Derrière PSG-Basaksehir, un racisme persistant en Europe de l’est

Des joueurs du PSG-Basaksehir
Photo: Francois Mori Associated Press Des joueurs du PSG-Basaksehir

« C’est le Noir là-bas » : sportifs, sociologues et linguistes de Roumanie analysent sous toutes les coutures les propos de l’arbitre roumain ayant entraîné le report du match de C1 entre le Paris SG et Basaksehir, un débat nécessaire sur le racisme persistant dans les tribunes d’Europe de l’est.

À Bucarest, nombre de voix appellent à attendre la conclusion de l’UEFA sur ce scandale mondial provoqué par Sebastian Coltescu.

Et sur les réseaux sociaux, les commentaires reprochant aux instances européennes du football de ne pas avoir réagi lorsque des sportifs roumains ont été traités de « Tziganes » (terme péjoratif désignant les Roms) sont légion.

Mais le président de la Fédération roumaine de football (FRF), Razvan Burleanu, est ferme : « Ces mots-là n’ont pas leur place dans un stade ». Idem pour le ministre Ionut Stroe, qui a rapidement présenté ses « excuses au nom du sport roumain ».

Dans les médias locaux, toutefois, les avis sont partagés. « En roumain, dire que quelqu’un est noir (« negru » ) n’est pas une offense, mais une référence à la couleur de sa peau, une simple précision », affirme Ovidiu Ioanitoaia, vétéran de la presse sportive. Au contraire, lance son confrère plus jeune Theodor Jumatate, « c’est l’expression la plus brutale du racisme, l’essence même de l’humiliation ».

Saisi plus d’une fois ces dernières années de plaintes pour propos « racistes », le président du Conseil antidiscrimination (CNCD), Csaba Asztalos, souligne que « le sport, et le football notamment, ne peuvent être à l’abri de ce fléau très présent au sein de la société roumaine ».

« Laxisme »

Évoquant des incidents où des partisans ont imité des cris de singe ou encore jeté une banane en direction d’un joueur brésilien, il dénonce, dans un entretien à l’AFP, le « laxisme » des clubs et de la Ligue roumaine professionnelle de football (LPF).
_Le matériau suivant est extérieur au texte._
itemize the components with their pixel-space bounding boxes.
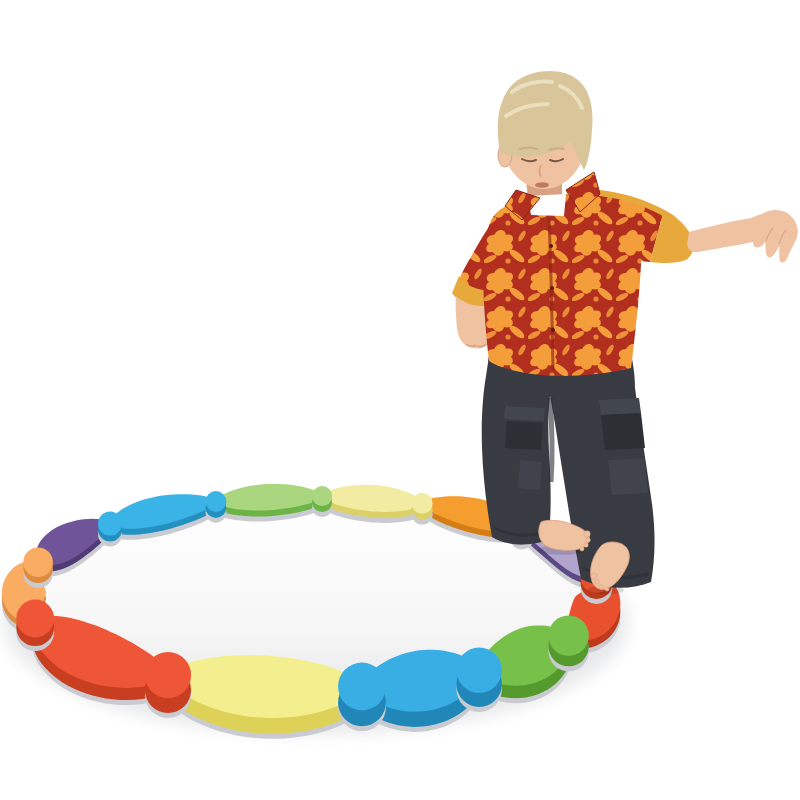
left-foot-toe [586,538,591,543]
knob-blue [457,648,502,693]
pants-inseam-shadow [550,398,552,482]
left-foot-toe [584,543,588,547]
knob-light-green [312,486,332,506]
cargo-pocket-left [505,421,543,450]
right-foot-toe [595,580,600,585]
knob-red-orange [16,600,54,638]
cargo-pocket-right [601,413,645,450]
knob-cyan-blue [206,491,227,512]
mouth [535,182,549,188]
left-foot-toe [580,547,584,551]
knob-cyan-blue [98,512,122,536]
knob-green [548,615,588,655]
cargo-pocket-flap-right [599,398,641,415]
right-foot-toe [605,587,609,591]
knob-red-orange [145,652,191,698]
cargo-pocket-flap-left [504,406,545,421]
cargo-pocket-left-lower [518,460,542,490]
shirt-button [549,244,553,248]
shirt-button [550,286,554,290]
cargo-pocket-right-lower [608,458,648,495]
right-foot-toe [599,585,603,589]
left-foot-big-toe [584,531,590,537]
knob-blue [338,663,386,711]
knob-pale-yellow [412,493,433,514]
shirt-button [551,328,555,332]
knob-peach-orange [23,548,53,578]
right-foot-big-toe [591,573,597,579]
product-photo [0,0,800,800]
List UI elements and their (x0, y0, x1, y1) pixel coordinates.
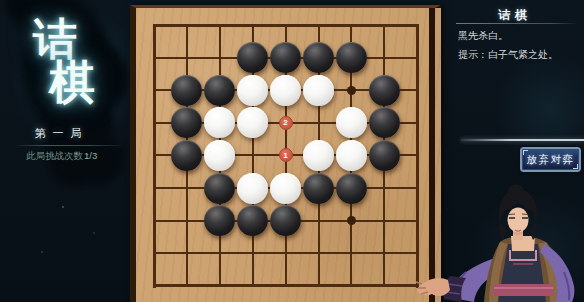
move-marker: 1 (279, 148, 293, 162)
black-stone: ● (171, 75, 202, 106)
black-stone: ● (369, 75, 400, 106)
black-stone: ● (237, 42, 268, 73)
black-stone: ● (204, 75, 235, 106)
board-grid[interactable]: ●●●●●●○○○●●○○○●●○○○●●○○●●●●●21 (154, 25, 418, 286)
objective-text: 黑先杀白。 (458, 29, 508, 43)
forfeit-button[interactable]: 放弃对弈 (520, 147, 581, 172)
black-stone: ● (369, 107, 400, 138)
white-stone: ○ (336, 140, 367, 171)
white-stone: ○ (204, 140, 235, 171)
white-stone: ○ (303, 75, 334, 106)
divider (16, 145, 122, 146)
white-stone: ○ (237, 107, 268, 138)
npc-hand (416, 278, 450, 296)
black-stone: ● (303, 42, 334, 73)
white-stone: ○ (336, 107, 367, 138)
star-point (347, 216, 356, 225)
black-stone: ● (171, 140, 202, 171)
black-stone: ● (336, 173, 367, 204)
black-stone: ● (171, 107, 202, 138)
black-stone: ● (204, 205, 235, 236)
white-stone: ○ (270, 173, 301, 204)
white-stone: ○ (204, 107, 235, 138)
star-point (347, 86, 356, 95)
game-screen: 诘 棋 第一局 此局挑战次数： 1/3 ●●●●●●○○○●●○○○●●○○○●… (0, 0, 584, 302)
black-stone: ● (270, 42, 301, 73)
go-board[interactable]: ●●●●●●○○○●●○○○●●○○○●●○○●●●●●21 (130, 5, 441, 302)
move-marker: 2 (279, 116, 293, 130)
hint-text: 提示：白子气紧之处。 (458, 48, 578, 61)
black-stone: ● (303, 173, 334, 204)
black-stone: ● (204, 173, 235, 204)
calligraphy-char-bottom: 棋 (49, 52, 95, 114)
attempts-value: 1/3 (84, 150, 97, 161)
title-underline (456, 23, 578, 24)
black-stone: ● (336, 42, 367, 73)
white-stone: ○ (237, 173, 268, 204)
npc-portrait (414, 172, 584, 302)
black-stone: ● (270, 205, 301, 236)
panel-title: 诘棋 (441, 7, 584, 24)
left-panel: 诘 棋 第一局 此局挑战次数： 1/3 (0, 0, 130, 302)
attempts-label: 此局挑战次数： (26, 150, 93, 161)
round-label: 第一局 (0, 126, 116, 141)
black-stone: ● (237, 205, 268, 236)
divider (461, 139, 584, 141)
white-stone: ○ (303, 140, 334, 171)
attempts-counter: 此局挑战次数： 1/3 (26, 150, 126, 163)
white-stone: ○ (270, 75, 301, 106)
grid-line-horizontal (153, 284, 419, 287)
grid-line-horizontal (153, 252, 418, 254)
white-stone: ○ (237, 75, 268, 106)
black-stone: ● (369, 140, 400, 171)
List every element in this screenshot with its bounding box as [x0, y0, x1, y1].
En Bulgarie voisine, des incidents similaires avaient émaillé un match de qualification à l’Euro 2020 contre l’Angleterre en octobre 2019. Le président de la Fédération et le sélectionneur avaient démissionné dans la foulée.

Plusieurs clubs bulgares avaient auparavant été sanctionnés par l’UEFA pour « comportement raciste » dans les tribunes. En 2014, des partisans du Levski Sofia avaient ouvertement défié une campagne de l’instance européenne en déployant une banderole appelant à « Dire “oui” au racisme ».

Dans les Balkans aussi, cris de singe et chants racistes ont plusieurs fois valu aux fédérations croate, serbe ou monténégrine des amendes et des matchs à huis clos pour les équipes nationales respectives.

Si la Fédération croate condamne régulièrement de tels comportements, assortis parfois de chants nazis, elle rejette entièrement le blâme sur des « hooligans », estimant être exempte de toute responsabilité.

En 2012, le stade de Belgrade avait été le théâtre d’une bagarre générale à la fin du match U21 Serbie-Angleterre : des fans serbes avaient envahi le terrain, tandis que joueurs et encadrement des deux équipes échangeaient invectives et coups.

Les Roms visés

En Roumanie, les principales cibles du discours de haine sont les Roms, avancent les analystes.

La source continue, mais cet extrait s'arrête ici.